Preheat & Prep: Preheat oven to 350°F (175°C). Line two baking sheets with parchment paper. Chop dried mango into 1/4-inch pieces.
Mix Dry Ingredients: In a medium bowl, whisk all-purpose flour, baking soda, salt, and shredded unsweetened coconut. Set aside.
Cream Butter & Sugars: In a stand mixer with paddle attachment (or hand mixer), cream unsalted butter, granulated sugar, and light brown sugar on medium speed for 2-3 minutes until light and fluffy. Scrape bowl as needed.

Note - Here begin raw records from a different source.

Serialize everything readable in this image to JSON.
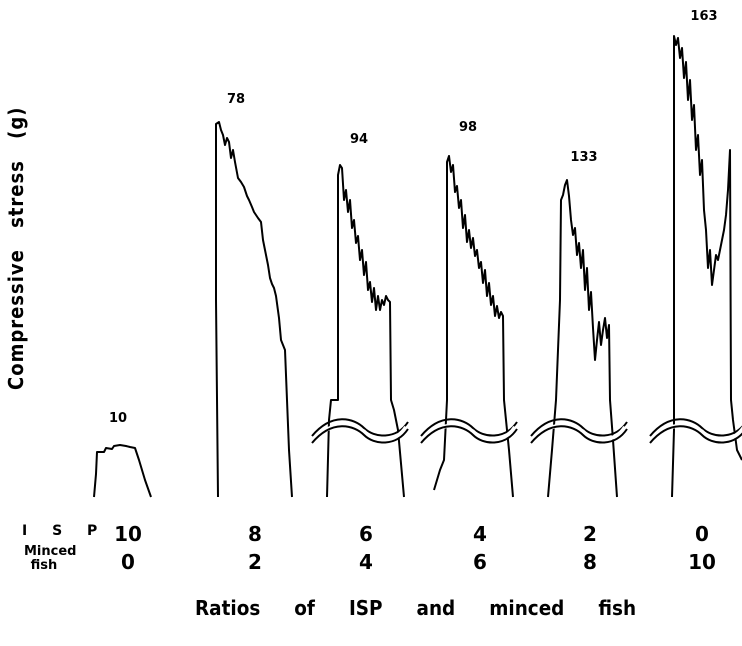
{
  "chart_data": {
    "type": "line",
    "ylabel": "Compressive stress (g)",
    "xlabel": "Ratios of ISP and minced fish",
    "row_labels": {
      "isp": "I S P",
      "minced_fish": "Minced fish"
    },
    "series": [
      {
        "isp": "10",
        "minced_fish": "0",
        "peak": "10",
        "axis_break": false
      },
      {
        "isp": "8",
        "minced_fish": "2",
        "peak": "78",
        "axis_break": false
      },
      {
        "isp": "6",
        "minced_fish": "4",
        "peak": "94",
        "axis_break": true
      },
      {
        "isp": "4",
        "minced_fish": "6",
        "peak": "98",
        "axis_break": true
      },
      {
        "isp": "2",
        "minced_fish": "8",
        "peak": "133",
        "axis_break": true
      },
      {
        "isp": "0",
        "minced_fish": "10",
        "peak": "163",
        "axis_break": true
      }
    ]
  }
}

Add Wet Ingredients: Mix in egg yolk, vanilla extract, and mango solids on low speed until combined, about 1 minute.
Form Dough: Gradually add dry ingredients to wet mixture in two batches, mixing on low until just combined. Fold in dried mango and white chocolate chips with a spatula.
Shape Cookies: Using a 1 ½ tbsp cookie scoop, portion dough and place 2 inches apart on baking sheets (12 cookies per sheet). Gently flatten each ball slightly.
Bake: Bake one sheet at a time for 11-13 minutes, until edges are golden and centers are soft. Rotate sheet halfway through. Cool on sheet for 5 minutes, then transfer to a cooling rack.
Serve: Enjoy warm or at room temperature. Store in an airtight container for up to 4 days or freeze for 3 months.